New Zealand's political system is built in ways that make it extraordinarily hard for any new party to survive, let alone become influential. The threshold is too high. The funding model favours whoever already has money or profile. The media economics reward spectacle over patience. The Opportunities Party hit all three walls under Morgan. Craig's Conservatives hit the same walls from a different angle. ACT only got through by David Seymour grinding slowly and patiently for the better part of a decade.

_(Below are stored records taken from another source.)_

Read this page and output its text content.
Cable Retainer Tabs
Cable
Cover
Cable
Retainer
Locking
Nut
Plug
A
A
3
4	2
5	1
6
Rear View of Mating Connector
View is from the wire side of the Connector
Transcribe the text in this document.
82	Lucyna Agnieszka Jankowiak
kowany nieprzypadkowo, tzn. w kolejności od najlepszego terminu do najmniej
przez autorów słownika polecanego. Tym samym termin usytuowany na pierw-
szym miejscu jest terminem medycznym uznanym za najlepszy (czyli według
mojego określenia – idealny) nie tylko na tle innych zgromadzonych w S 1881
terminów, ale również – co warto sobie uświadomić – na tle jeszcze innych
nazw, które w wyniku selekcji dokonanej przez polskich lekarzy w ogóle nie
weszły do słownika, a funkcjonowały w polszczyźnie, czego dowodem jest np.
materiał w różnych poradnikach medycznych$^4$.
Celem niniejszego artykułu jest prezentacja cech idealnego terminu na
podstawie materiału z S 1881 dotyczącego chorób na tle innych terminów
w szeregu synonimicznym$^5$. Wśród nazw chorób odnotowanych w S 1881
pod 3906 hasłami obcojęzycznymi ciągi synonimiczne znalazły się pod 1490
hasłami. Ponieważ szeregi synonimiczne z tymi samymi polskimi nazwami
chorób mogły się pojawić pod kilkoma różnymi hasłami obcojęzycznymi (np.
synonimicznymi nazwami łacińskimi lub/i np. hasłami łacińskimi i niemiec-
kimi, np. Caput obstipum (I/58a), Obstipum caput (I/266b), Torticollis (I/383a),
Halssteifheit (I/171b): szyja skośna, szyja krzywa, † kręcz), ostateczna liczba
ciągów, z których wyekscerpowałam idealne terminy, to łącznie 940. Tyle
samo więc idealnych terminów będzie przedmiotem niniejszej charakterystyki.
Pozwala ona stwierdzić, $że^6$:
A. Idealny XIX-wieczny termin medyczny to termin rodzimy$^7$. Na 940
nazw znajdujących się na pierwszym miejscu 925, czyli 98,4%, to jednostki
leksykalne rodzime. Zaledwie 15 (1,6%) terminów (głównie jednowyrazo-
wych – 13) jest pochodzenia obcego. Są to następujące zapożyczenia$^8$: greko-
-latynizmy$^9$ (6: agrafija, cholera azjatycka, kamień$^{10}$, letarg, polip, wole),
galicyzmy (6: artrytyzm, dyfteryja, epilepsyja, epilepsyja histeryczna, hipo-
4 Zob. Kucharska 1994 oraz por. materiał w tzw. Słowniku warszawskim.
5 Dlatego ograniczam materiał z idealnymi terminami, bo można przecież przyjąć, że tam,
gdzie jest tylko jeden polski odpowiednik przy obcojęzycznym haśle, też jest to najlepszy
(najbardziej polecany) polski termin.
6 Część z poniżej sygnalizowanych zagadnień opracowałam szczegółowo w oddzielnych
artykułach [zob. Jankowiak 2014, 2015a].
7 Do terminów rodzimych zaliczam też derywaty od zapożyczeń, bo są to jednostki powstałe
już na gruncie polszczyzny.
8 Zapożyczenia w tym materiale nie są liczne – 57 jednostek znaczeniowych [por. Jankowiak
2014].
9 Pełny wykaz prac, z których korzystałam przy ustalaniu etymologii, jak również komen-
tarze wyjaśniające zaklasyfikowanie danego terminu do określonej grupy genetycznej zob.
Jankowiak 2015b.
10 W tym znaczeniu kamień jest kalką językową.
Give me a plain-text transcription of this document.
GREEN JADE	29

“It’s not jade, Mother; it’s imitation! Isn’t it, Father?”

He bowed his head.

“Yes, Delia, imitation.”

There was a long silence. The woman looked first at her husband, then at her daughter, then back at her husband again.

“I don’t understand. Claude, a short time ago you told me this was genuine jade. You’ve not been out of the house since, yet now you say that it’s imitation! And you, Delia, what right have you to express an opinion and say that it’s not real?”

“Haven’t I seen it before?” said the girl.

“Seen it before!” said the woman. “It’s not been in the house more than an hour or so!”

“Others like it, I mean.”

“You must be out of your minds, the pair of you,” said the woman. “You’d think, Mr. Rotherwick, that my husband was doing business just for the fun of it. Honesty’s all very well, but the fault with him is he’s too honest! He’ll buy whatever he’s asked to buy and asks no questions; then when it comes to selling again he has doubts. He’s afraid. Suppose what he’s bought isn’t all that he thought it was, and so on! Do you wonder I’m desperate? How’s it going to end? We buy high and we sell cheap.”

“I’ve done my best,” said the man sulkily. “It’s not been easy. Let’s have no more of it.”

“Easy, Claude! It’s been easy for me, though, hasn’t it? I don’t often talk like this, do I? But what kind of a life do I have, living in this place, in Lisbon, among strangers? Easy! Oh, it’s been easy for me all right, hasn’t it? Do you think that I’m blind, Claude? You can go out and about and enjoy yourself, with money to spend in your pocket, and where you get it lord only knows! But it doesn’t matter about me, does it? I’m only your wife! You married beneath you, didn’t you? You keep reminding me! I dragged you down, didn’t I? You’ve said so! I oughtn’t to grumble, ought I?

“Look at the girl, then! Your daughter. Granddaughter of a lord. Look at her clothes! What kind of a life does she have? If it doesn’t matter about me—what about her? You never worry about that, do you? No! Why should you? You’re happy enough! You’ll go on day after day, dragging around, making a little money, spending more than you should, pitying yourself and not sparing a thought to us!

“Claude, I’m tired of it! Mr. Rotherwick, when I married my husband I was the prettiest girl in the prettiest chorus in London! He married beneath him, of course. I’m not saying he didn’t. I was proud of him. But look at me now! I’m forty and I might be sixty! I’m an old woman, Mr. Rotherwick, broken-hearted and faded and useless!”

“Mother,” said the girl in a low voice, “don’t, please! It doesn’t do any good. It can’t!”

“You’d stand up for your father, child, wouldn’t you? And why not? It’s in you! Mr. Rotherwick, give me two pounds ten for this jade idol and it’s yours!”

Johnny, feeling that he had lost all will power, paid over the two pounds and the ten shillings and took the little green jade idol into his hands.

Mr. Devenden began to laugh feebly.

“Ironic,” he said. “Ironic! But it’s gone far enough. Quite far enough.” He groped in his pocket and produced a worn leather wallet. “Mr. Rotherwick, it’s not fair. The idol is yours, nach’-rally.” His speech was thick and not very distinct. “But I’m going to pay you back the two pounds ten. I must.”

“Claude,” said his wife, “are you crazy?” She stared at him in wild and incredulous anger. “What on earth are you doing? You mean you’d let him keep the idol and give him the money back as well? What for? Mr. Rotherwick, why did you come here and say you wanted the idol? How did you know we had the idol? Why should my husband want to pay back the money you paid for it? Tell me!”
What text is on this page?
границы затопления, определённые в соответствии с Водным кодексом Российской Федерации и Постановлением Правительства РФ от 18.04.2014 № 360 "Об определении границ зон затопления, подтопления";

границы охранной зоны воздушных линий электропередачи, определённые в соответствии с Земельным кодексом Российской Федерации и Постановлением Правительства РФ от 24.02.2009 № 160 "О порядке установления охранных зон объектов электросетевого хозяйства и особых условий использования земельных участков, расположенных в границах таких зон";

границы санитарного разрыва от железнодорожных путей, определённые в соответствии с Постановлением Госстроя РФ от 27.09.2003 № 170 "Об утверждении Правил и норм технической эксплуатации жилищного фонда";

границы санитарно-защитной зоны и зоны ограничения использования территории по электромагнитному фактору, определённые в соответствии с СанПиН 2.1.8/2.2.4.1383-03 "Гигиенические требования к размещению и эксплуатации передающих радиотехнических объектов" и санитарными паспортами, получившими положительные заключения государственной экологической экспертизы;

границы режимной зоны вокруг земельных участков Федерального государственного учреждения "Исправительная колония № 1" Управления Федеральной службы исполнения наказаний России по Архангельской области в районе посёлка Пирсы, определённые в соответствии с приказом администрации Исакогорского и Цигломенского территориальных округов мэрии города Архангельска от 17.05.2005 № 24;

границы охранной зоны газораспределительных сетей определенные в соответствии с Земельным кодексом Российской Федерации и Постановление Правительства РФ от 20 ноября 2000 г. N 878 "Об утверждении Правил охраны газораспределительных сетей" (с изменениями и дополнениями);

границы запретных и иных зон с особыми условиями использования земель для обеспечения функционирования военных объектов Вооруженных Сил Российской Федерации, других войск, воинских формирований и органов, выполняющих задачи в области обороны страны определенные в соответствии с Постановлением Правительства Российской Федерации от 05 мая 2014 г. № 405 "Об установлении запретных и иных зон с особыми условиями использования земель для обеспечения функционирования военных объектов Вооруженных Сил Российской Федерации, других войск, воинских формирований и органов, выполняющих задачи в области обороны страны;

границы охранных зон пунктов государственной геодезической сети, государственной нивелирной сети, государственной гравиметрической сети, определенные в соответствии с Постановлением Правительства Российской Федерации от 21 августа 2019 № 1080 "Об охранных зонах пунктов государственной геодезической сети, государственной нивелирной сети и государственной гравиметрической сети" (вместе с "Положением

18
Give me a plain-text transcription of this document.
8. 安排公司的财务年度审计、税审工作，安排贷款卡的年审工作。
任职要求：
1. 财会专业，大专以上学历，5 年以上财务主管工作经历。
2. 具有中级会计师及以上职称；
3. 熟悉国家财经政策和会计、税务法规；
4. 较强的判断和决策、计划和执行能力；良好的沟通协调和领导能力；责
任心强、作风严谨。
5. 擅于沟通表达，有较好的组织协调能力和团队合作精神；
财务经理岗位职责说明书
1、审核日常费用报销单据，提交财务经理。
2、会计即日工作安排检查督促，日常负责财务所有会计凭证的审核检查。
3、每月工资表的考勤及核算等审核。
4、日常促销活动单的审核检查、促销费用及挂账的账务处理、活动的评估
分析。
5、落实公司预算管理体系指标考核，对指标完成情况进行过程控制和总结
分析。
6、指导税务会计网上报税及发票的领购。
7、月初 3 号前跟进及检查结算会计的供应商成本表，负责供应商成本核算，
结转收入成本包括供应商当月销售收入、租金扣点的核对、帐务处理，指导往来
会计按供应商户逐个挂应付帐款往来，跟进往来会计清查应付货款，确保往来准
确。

For scale: across all seven MMP elections to date, minor parties that made it into Parliament and contested more than one election have averaged; 7.7% for the Greens, 7.6% for NZ First, 3.9% for ACT, 1.8% for the Māori Party. Even the Opportunity Party's best current polling sits around or below that long-run average for parties that succeeded at all. 

That's the real story here, not whether Wong is getting a fair shake from the press gallery. Whether the Opportunity Party breaks through this time or not, the structural barriers that make this nearly impossible for any small party aren't going anywhere. What's changed is that the Opportunities/Opportunity Party has spent the better part of a decade slowly working out how to survive them. Will they make it in? Can this political momentum materialize into votes? These are the debates worth having and understating, not whether Q deserves media attention or not. 


*Natalia Albert is a political scientist living in Wellington exploring how to govern divided societies in diverse, liberal democracies, with a focus on New Zealand politics. She writes weekly on her Substack, Less Certain. Albert stood as a TOP candidate in the 2023 election.